For a company which prevents people from viewing everything and having a global view of the source tree, for whatever reason (commercial? Social? Internally competing teams?) a monorepo is a non-starter. That’s a pity, because there are considerable cost savings to be made as more and more share a monorepo. It’s also possible to implement a monorepo where almost everything is public, with parts selected pieces being made available as pre-compiled binaries or otherwise encrypted for most individuals.

Monorepos help reduce the cost of software over the lifetime of the code by simplifying the path to efficient CI, lowering the overhead of ensuring changes are propagated to dependent projects, and by reducing the effort required to extract new packages and components. As Will Robertson pointed out, they can also help reduce the cost of developing development support tooling by providing a single-point “API” to the VCS tool and the source code itself.

Complementary practices

Monorepos solve a whole host of problems, but, just as with any technical solution, there are tradeoffs to be made. Simply cargo-culting what Google, Facebook, or other public early adopters of the pattern have done won’t necessarily lead you to success. On the flip side of the coin, sticking with “business as usual” within a monorepo may not work either.

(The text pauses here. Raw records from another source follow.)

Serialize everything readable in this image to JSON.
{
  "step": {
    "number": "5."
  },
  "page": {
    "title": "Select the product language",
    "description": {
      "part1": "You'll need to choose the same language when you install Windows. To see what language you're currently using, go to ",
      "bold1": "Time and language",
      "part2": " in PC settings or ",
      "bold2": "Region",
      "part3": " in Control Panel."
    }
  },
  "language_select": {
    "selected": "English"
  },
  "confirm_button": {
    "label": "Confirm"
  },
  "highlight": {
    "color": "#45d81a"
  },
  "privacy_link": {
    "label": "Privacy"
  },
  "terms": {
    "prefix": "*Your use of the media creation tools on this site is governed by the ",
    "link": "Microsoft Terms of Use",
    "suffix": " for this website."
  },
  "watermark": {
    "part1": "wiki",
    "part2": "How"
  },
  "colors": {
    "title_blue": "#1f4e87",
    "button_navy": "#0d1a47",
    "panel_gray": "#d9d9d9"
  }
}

Although complex branching strategies might work in a monorepo, the sheer number of moving pieces means that the opportunity for merge conflicts increases dramatically. One of the practices that should be most strongly considered is adopting Trunk Based Development. This also suggests that developers work on short-lived feature branches, hiding work in progress behind feature flags.

Software development is a social activity. Merging many small commits without describing the logical change going in makes the shared resource of the repo’s logs harder to understand. This leads to a model that is less common than it used to be — squashing the individual steps that lead to a logical change to a single commit, which describes that logical change. This makes using the commit logs a useful resource too. Code review tools such as Phabricator help make this process simpler.

Most importantly: stop and think. It is unlikely your company is Google, Facebook, Twitter, Uber, or one of the other high-profile large companies that have already adopted monorepos (but if you’re reading from one of those places, “Hi!”). A monorepo makes a lot of sense, but simply aping the big beasts and hoping for the best won’t lead to happiness. Consider the advantages to your organisation for each step of the path towards a monorepo, and take those steps with your eyes open.

Thanks

Thank you to Nathan Fisher, Josh Graham, Paul Hammant, Felipe Lima, Dan North, Will Robertson, and Chris Stevenson for the suggestions and feedback while I was writing this post.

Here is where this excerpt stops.